Forget for a minute that these government-backed mortgage giants took $180 billion in bailout funds and were guaranteed $400 billion. Consider some comparisons:
At $4 million, Layton and Mayopoulos aren’t raking it in compared with other CEOs. They’d be paid in the bottom third of the 300 highest-paid CEOs as measured by the The Wall Street Journal’s compensation survey.
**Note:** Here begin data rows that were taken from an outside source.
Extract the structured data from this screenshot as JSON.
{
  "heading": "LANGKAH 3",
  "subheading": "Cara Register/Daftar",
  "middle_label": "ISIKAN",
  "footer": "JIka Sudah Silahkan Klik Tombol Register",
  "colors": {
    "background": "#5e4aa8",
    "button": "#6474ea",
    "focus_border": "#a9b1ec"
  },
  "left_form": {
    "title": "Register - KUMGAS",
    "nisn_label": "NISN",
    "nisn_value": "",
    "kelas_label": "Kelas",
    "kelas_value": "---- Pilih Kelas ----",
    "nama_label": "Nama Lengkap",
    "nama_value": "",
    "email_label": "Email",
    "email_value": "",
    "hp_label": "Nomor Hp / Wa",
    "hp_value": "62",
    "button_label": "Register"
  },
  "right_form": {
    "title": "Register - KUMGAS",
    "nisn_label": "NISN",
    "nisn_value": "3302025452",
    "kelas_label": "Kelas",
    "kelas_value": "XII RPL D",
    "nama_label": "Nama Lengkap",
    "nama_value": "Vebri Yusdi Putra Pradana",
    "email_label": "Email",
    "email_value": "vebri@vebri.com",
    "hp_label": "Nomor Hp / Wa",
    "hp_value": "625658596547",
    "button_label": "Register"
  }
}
But these are not exactly the private-sector companies the WSJ examines. Fannie and Freddie were established by the government to create liquidity in the mortgage market and provide home ownership to citizens. They are heavily regulated and under conservatorship by Watt’s FHFA. Watt reports to the president and Congress. Fannie and Freddie are more like Amtrak or the U.S. Postal Service than they are Bank of America Corp. BAC, -1.83%
Even if Layton and Mayopoulos were private-sector CEOs, they would be paid more than Jeff Stevens, CEO of Western Refining Inc. WNR, -0.51% a company that produced $559 million in profit last year, and more than A.G Lafley, the CEO of Procter & Gamble PG, +0.14% Lafley made just $1.8 million in total compensation last year. His company reported an $11.6 billion profit.
Fannie reported net income of $14.2 billion last year; Freddie, $7.7 billion profit. Combined, about a third of their profits was returned to the government.
The U.S. Treasury Department, under Jack Lew, has been critical of the raises as “not appropriate.” The White House, of all places, summed up the criticism.
“These entities are different than some of the financial entities you see in the private sector,” Josh Earnest, the White House press secretary, said in May. “They benefit significantly from a backstop that is provided by the taxpayer.”
Watt and FHFA directors have defended the raises as essential to the retention of Layton and Mayopoulos. But those CEOs don’t take the risks of private-sector CEOs. Their business is guided by strict rules of how much and what types of mortgages they can buy. In the end, they’re just managers of a subsidiary to the biggest corporation of all, the U.S. government.
FHFA and Watt need to stop pretending these entities are big banks. They’re big government. And those who work in government are public servants — and should be paid that way.